The urge to take her hand was so strong he had to have a firm word with himself to resist, but when they turned a corner and emerged abruptly into an open square, he was relieved he hadn’t risked it. An enormous – and rather poorly rendered – brontosaurus stood in the centre, vines growing up its legs. The three kids stood together, pondering the statue.

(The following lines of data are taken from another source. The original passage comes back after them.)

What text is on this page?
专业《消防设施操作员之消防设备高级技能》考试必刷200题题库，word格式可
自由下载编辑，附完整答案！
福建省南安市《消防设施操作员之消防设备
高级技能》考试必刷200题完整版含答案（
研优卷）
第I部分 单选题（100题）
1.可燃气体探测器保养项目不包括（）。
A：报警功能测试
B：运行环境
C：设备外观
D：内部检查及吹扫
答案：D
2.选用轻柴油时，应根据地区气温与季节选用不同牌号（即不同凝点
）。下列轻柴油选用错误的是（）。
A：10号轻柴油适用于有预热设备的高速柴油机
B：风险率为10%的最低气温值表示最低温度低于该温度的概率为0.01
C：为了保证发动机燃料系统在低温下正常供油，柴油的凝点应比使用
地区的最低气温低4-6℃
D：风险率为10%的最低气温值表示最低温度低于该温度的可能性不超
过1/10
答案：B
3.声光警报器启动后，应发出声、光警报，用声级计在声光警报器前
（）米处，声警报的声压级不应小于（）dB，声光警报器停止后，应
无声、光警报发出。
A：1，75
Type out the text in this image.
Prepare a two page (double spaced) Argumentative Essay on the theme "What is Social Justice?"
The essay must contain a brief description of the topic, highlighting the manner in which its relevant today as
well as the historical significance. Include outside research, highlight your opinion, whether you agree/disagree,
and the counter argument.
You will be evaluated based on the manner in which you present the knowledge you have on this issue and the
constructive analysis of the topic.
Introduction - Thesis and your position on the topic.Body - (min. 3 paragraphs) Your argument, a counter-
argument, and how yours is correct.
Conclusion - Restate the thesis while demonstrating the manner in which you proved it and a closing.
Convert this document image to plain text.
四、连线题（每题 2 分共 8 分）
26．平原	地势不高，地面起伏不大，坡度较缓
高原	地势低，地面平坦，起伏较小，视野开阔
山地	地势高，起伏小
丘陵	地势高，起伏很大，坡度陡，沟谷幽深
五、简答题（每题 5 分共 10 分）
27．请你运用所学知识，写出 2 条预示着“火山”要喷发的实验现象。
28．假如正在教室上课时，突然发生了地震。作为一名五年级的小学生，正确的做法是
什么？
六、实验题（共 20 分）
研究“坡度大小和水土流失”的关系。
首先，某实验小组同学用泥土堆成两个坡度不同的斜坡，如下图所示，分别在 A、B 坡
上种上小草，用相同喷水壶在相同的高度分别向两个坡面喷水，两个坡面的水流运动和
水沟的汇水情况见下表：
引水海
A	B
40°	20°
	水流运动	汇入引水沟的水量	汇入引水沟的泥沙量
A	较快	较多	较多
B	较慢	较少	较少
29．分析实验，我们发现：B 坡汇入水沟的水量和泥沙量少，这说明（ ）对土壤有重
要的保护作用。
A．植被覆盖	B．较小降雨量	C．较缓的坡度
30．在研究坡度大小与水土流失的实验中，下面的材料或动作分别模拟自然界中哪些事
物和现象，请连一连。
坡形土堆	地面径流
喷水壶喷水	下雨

‘It looks like a pantomime dinosaur,’ he heard Liss say. ‘I keep thinking someone’s going to leap out or it will open its mouth and yell, “It’s behind you!”’ Adrián smiled, thinking about where Liss had inherited her sense of humour from.

‘I think he’s smiling,’ Oscar said solemnly.

‘Unless it’s a she,’ Dec added. ‘I don’t see a—’ Liss whacked him on the arm.

‘They’re not going to sculpt a penis onto a pantomime brontosaurus in the middle of a maze!’

Oscar clapped a hand over his mouth. ‘You said penis!’ he mumbled through his fingers.

‘There’s nothing wrong with that,’ she said, her tone peeved. ‘It’s the anatomical term.’

‘All right, kids,’ Jo said while Adrián was still feeling rather dumbfounded. ‘We’ve found the middle. Are we ready to get out of here and find the bar?’

‘I’m not really sure drinking will help, Mum,’ Liss said with half a smile that suggested she might be genuinely worried.

‘She meant ice cream,’ Adrián defended her.

‘Oh, I’ve found the children!’ They all turned to see the photographer sweeping into the middle of the maze. ‘Two little brothers now!’ she said with exaggerated sympathy for Liss as she snapped away. It was not the way to make Liss smile, but if Mónica wanted candid shots to immortalise this happy day, this was what she would get.

She turned to Jo and Adrián and he froze in panic, wondering if they were standing too close or she could see in his expression that he’d been making out with Jo in a maze two days before Mónica’s wedding while their kids bickered a few metres away.

Then the photographer made everything worse. ‘Isn’t this cute couple going to smile for the camera?’